Exercise? Well, maybe. There are a lot of water aerobics programs out there for fibro, and they actually do help, but if it’s a mixed class at a fitness center where members do laps in the pool or some of the participants have MS, the water temperature may be kept so low that it causes even worse pain. (Many people with fibro have “broken thermostats.” Temperatures that are comfortable for others can be miserably cold, causing the muscles to tense up and leading to injuries from something intended to help.) Then there’s the reverse problem, where the temperature is kept warm enough for the folks with fibromyalgia, and anyone with MS gets overheated.

So how do you deal with the friends? There are some options, but, like the various treatments for our illnesses, there is no “one size fits all” way to deal with the issue. Each friend/family member will respond to a different method, and some won’t stop no matter what you do. Check back tomorrow for part 2, “8 Ways to Handle Unwanted Treatment Advice”

**If you are reading this post anywhere other than wendyburnett.wordpress.com it is because it has been stolen. Please click on the link provided to return to the site of origin.

7 Responses to “Are Well-Meaning Friends/Family Driving You Crazy?”

  1. cinderkeys said

    Looking forward to the follow-up post. I get these kinds of comments from well-meaning friends, and I only KNOW someone who’s sick! I can only imagine how many suggestions pile on for the people who are sick themselves.

    • It can get a bit much sometimes. I thought that I had finally managed to “teach” my friends not to do this, until I realized that everyone that I spend any time with has chronic issues of their own. It appears that over time (I got my first diagnosis 15 years ago,) I’ve simply surrounded myself with people who “get it” and stopped talking to others about my issues unless it’s absolutely necessary. I have to admit, it makes life simpler, but it also makes it much more of a shock when someone treats me differently because of my illnesses.

  2. Krissy said

    I can understand that this must be frustrating, but on the other side of it, I wish a family member or friend would just acknowledge the fact that I have fibro, CFS, IBS, etc. My brother and his wife have NEVER asked me how I feel except in the terms anyone would on any regular day. They don’t believe in illness because they’ve never been sick. So I always fell like a dummy.

    • Kathy said

      Krissy I have had Fibromyalgia since 1996 and known my in-laws since 1995. Not once do they ever ask how I am doing either (except for the generic “how are you” like you speak of). Friends rarely ask either. So while I never get told anything about *** latest treatment, their lack of basic asking how I am doing, or offering to help me in any concrete ways, makes me feel like nobody gives a shit. It’s hard to say which is worse–the wrong kind of attention, or no attention at all.

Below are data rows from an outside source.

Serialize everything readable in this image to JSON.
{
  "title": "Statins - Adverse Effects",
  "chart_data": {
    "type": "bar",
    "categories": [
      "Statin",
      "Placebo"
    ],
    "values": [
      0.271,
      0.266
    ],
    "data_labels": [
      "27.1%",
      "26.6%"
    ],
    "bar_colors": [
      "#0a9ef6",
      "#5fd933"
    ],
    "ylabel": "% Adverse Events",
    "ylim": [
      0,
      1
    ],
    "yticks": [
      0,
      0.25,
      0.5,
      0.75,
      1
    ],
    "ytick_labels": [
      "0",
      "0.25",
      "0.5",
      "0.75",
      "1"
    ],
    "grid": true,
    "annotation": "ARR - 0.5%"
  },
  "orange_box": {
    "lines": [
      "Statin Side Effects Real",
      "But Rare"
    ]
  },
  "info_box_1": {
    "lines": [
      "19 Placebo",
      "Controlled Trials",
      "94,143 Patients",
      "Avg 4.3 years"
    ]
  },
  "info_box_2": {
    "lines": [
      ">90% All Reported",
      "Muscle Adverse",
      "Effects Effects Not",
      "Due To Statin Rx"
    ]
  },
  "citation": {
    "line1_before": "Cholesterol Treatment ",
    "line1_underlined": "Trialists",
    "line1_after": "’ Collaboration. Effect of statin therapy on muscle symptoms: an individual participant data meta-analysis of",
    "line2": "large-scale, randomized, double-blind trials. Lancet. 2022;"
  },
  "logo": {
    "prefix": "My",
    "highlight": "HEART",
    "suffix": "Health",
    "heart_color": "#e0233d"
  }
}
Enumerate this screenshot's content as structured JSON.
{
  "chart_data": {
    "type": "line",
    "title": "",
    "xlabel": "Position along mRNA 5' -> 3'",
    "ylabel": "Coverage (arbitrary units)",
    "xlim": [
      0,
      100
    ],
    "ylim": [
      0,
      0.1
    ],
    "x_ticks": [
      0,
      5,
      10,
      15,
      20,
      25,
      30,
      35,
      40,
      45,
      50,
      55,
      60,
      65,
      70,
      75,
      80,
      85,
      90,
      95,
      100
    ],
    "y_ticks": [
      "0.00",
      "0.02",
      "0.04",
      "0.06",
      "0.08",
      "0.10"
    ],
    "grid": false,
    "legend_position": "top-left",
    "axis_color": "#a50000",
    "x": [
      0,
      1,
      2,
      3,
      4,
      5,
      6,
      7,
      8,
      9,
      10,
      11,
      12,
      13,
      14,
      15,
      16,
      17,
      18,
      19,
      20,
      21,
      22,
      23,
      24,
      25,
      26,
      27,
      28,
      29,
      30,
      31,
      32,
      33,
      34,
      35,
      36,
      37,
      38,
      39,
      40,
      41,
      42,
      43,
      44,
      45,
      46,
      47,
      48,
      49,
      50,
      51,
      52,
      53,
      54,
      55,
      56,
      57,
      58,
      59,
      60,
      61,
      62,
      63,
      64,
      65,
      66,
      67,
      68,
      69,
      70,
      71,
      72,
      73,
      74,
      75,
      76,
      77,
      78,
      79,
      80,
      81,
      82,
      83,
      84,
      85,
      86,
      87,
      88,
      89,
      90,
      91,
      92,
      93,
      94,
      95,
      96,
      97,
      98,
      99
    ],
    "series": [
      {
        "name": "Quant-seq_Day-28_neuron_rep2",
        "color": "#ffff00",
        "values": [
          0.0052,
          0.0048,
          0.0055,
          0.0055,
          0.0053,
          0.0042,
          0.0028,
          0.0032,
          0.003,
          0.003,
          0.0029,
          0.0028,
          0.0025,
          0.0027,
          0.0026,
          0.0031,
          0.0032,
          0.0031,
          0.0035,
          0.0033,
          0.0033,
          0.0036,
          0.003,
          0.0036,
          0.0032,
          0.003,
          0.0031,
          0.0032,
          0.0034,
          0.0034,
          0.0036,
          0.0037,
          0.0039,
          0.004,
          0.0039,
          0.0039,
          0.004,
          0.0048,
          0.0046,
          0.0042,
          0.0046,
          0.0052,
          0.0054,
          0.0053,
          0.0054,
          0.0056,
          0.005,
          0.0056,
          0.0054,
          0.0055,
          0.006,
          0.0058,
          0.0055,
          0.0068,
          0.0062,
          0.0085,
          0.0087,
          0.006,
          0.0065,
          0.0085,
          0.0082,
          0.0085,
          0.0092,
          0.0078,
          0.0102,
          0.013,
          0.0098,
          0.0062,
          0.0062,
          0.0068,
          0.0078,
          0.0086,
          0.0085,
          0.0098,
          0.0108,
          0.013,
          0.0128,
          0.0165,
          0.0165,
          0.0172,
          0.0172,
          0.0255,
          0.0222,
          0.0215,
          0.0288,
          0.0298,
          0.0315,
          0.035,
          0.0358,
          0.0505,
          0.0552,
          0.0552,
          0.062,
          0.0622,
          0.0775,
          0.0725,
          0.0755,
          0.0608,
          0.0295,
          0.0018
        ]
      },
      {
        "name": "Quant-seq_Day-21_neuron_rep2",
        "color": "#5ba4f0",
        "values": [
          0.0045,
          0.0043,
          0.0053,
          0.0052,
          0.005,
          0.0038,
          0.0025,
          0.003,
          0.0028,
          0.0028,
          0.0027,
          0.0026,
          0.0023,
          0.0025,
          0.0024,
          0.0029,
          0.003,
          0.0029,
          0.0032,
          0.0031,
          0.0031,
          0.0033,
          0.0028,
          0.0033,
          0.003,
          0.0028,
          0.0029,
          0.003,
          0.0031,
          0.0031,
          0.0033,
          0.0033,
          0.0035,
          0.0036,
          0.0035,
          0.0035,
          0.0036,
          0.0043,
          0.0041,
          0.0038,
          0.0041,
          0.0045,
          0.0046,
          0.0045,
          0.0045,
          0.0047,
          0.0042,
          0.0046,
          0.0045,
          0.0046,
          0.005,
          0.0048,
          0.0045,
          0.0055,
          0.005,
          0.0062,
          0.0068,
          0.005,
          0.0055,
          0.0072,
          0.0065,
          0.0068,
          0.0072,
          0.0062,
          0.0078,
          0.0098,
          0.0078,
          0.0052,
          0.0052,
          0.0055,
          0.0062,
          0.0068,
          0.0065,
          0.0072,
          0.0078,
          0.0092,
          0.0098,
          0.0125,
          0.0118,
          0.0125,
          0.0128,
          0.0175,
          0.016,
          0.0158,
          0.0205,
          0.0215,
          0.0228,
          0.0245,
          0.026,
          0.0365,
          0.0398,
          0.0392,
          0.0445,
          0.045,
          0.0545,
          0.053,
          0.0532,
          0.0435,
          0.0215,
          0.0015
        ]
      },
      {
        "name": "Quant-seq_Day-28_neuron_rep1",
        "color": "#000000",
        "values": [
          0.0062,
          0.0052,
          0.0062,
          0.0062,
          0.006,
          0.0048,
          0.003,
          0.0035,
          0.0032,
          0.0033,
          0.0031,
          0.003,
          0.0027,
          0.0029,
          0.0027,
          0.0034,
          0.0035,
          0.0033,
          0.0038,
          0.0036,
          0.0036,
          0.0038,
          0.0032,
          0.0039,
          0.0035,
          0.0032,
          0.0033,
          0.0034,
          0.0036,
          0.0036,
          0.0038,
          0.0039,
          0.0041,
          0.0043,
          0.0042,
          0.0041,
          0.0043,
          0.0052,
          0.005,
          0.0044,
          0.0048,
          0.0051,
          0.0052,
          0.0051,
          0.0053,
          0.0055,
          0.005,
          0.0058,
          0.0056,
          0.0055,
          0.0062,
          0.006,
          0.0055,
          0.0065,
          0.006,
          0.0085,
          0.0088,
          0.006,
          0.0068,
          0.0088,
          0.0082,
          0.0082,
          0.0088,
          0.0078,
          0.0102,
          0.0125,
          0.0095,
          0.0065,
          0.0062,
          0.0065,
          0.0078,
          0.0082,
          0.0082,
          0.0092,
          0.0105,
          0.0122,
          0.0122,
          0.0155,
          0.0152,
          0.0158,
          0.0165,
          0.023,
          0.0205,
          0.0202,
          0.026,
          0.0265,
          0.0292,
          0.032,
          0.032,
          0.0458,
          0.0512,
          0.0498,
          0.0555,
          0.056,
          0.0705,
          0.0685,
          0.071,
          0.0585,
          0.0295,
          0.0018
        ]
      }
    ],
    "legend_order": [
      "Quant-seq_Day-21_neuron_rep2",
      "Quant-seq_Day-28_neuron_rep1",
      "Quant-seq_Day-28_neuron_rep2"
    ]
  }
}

  3. […] This post was mentioned on Twitter by ella ferro, Marta Maria Minter. Marta Maria Minter said: Are Well-Meaning Friends/Family Driving You Crazy? « Sick and … http://bit.ly/aJuBrw […]

  4. Annie said

    This (and your post for dealing with health suggestions) post is fantastic :).

    I find I get this from a million and a half people in my life and it is incredibly frustrating. Always good to get new information!

    • Thanks Annie. I don’t get a lot of it any more, because most of the people I know also deal with chronic illnesses, and we just don’t DO that to each other. But I sure remember how aggravating it was. Especially the ones that would get PISSED if you didn’t do what they suggested.